Благодаря им, правительство, не отдельные ведомства, работа которых сильно зависела и зависит от стиля руководства и сложившейся аппаратной культуры, а правительство в целом как институт было самым близким подобием рациональной веберовской бюрократии в России. Из-за этих же документов и процедур премьер оставался лишь политическим, а не административным подчиненным президента. Все изменилось после того, как пункт б) статьи 83 Конституции, описывающей полномочия президента страны, был дополнен фразой «осуществляет общее руководство Правительством Российской Федерации».
Сегодня собеседники в правительстве и госбизнесе называют премьера «заместителем президента в правительстве». Это значит, что премьер больше не представляет коллегиальный орган исполнительной власти в отношениях с главой государства и другими ветвями власти. Все наоборот: он представляет главу государства в коллегиальном органе исполнительной власти, и только там.
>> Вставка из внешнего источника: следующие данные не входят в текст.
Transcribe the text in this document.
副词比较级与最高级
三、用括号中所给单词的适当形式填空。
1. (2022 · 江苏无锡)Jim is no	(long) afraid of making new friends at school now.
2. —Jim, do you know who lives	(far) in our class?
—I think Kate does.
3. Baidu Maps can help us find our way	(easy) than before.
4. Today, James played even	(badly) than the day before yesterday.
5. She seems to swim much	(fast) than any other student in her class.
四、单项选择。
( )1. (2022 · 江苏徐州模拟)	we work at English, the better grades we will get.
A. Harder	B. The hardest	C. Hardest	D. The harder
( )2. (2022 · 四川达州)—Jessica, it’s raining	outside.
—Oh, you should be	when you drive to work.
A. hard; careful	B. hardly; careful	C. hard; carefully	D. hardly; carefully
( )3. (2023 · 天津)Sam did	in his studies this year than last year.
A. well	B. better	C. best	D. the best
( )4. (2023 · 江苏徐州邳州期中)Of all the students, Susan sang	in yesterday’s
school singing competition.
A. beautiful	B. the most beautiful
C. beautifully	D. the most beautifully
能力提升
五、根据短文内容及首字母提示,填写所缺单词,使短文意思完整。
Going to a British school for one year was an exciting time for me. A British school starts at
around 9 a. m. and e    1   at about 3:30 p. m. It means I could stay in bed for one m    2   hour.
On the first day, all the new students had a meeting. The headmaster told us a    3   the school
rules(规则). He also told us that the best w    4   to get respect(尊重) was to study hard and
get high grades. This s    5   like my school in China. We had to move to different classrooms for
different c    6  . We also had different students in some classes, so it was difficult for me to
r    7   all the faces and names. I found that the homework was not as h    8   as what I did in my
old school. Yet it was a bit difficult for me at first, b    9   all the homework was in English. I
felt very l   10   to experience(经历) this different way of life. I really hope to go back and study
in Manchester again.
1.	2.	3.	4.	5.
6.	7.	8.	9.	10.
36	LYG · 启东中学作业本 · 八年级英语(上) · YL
Поэтому премьер Мишустин, судя по разговорам в правительстве, ревниво относится к прямым контактам своих подчиненных с президентом и еще в прошлом году потребовал предварительно согласовывать с ним и его секретариатом всю исходящую почту своих заместителей и даже руководителей ведомств на имя главы государства, хотя раньше это не было до такой степени формализовано.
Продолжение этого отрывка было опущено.